Pero esta devaluación de la verdad en los últimos siglos no ha sido gratis. Al contrario, ha tenido un enorme coste. La civilización occidental se apoya en tres patas. Una de ellas es la filosofía griega, que se basaba en el convencimiento de que mediante el uso de la razón, el ser humano es capaz, aún equivocándose a menudo, de tomar decisiones que, en promedio, son mejores que las que se pudieran tomar mediante cualquier otro método. El primer paso de sustitución de la razón por el sentimiento se dio al empezar a negar la verdad. Desde entonces se han dado muchísimos.
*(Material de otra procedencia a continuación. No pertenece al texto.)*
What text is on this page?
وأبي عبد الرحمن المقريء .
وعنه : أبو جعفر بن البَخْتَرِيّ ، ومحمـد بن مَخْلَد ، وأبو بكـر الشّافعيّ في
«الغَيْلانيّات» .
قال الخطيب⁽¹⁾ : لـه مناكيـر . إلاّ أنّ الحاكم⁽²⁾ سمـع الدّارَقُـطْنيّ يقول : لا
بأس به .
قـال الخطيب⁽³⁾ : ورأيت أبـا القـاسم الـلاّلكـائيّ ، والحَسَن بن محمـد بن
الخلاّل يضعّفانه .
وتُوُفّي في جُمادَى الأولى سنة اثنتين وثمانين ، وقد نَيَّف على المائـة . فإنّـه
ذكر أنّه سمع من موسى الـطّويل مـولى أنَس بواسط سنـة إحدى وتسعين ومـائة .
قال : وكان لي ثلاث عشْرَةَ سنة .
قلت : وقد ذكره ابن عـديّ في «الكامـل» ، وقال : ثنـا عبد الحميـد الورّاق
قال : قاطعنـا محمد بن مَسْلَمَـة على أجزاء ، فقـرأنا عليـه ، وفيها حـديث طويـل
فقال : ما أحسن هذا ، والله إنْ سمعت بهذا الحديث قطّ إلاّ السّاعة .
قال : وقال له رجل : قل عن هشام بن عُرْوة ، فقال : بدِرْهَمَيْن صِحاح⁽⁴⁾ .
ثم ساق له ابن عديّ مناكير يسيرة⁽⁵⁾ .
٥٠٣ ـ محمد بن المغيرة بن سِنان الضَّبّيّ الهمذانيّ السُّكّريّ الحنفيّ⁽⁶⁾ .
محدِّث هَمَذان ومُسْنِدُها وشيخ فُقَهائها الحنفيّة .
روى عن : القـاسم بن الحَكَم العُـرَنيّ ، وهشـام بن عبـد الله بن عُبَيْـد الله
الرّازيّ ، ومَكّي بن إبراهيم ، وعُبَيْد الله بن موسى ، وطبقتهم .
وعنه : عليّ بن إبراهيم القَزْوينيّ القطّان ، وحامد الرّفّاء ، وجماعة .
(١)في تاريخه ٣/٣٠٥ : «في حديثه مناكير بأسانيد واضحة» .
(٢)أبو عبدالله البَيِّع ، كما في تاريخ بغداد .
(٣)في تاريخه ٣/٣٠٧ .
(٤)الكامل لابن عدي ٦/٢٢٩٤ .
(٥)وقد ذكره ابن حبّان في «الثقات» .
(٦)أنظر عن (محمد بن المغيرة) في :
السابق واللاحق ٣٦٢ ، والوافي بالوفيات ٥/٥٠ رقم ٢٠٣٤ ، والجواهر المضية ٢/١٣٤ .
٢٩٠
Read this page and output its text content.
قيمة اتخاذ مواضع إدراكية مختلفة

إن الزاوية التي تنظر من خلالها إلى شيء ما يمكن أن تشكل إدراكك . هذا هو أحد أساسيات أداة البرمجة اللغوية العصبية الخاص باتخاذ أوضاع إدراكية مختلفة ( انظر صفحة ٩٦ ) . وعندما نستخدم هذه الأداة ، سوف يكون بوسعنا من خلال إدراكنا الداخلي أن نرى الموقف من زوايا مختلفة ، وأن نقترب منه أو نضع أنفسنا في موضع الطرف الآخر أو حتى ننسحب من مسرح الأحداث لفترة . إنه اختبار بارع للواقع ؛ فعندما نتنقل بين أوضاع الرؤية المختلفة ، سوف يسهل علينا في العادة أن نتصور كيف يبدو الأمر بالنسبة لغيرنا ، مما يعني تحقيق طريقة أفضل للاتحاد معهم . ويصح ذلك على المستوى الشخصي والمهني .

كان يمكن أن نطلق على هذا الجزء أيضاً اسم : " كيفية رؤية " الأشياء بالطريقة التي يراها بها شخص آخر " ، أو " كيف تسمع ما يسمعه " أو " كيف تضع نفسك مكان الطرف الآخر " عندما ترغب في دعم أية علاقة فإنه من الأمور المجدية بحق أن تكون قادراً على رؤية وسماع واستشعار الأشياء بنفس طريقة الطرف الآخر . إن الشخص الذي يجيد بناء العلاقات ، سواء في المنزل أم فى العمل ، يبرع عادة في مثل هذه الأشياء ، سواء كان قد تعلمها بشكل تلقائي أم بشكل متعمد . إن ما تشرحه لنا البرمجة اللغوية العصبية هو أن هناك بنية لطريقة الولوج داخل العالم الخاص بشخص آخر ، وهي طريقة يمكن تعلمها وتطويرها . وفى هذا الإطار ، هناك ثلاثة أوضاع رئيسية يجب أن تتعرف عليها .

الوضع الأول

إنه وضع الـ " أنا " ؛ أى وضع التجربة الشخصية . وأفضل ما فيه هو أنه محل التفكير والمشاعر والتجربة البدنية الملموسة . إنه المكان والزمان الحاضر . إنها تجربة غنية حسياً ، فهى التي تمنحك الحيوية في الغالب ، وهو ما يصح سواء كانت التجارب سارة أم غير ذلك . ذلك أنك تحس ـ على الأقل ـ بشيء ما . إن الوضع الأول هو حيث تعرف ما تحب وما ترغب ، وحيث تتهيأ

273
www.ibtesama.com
Y esto nos ha llevado a un punto en el que las decisiones de una inmensa mayoría de personas –y hasta las leyes y su aplicación– se basan en un sentimentalismo totalmente ausente de razón. La llamada posverdad, campa por sus respetos. La ideología de género, el aborto, la llamada ley de memoria histórica, los nacionalismos y un largo etcétera de buenismos estúpidos son ejemplos de las nefastas consecuencias de la primacía del sentimiento sobre la razón. Pero la mera enumeración de esas consecuencias cae de lleno en lo políticamente incorrecto, con la consecuente marginación por parte de la ideología dominante de quien la haga. Y a la mayoría de los creadores de opinión mediática, el ostracismo les aterra. Lo terrible es que, aunque parece estar surgiendo un sentimiento de rechazo hacia la posverdad, son muy pocos los que se dan cuenta de sus causas. Y la mayor parte de los que rechazan esa posverdad siguen aferrados con uñas y dientes a las causas que la produjeron. ¿Es ceguera u horror al ostracismo en el que se puede caer si se destapan esas causas? ¿A dónde nos llevará esto? Me temo que a nada bueno. Pero, ¡sigamos ciegos nuestro camino!


[1] La palabra Verdad está con mayúsculas en el original.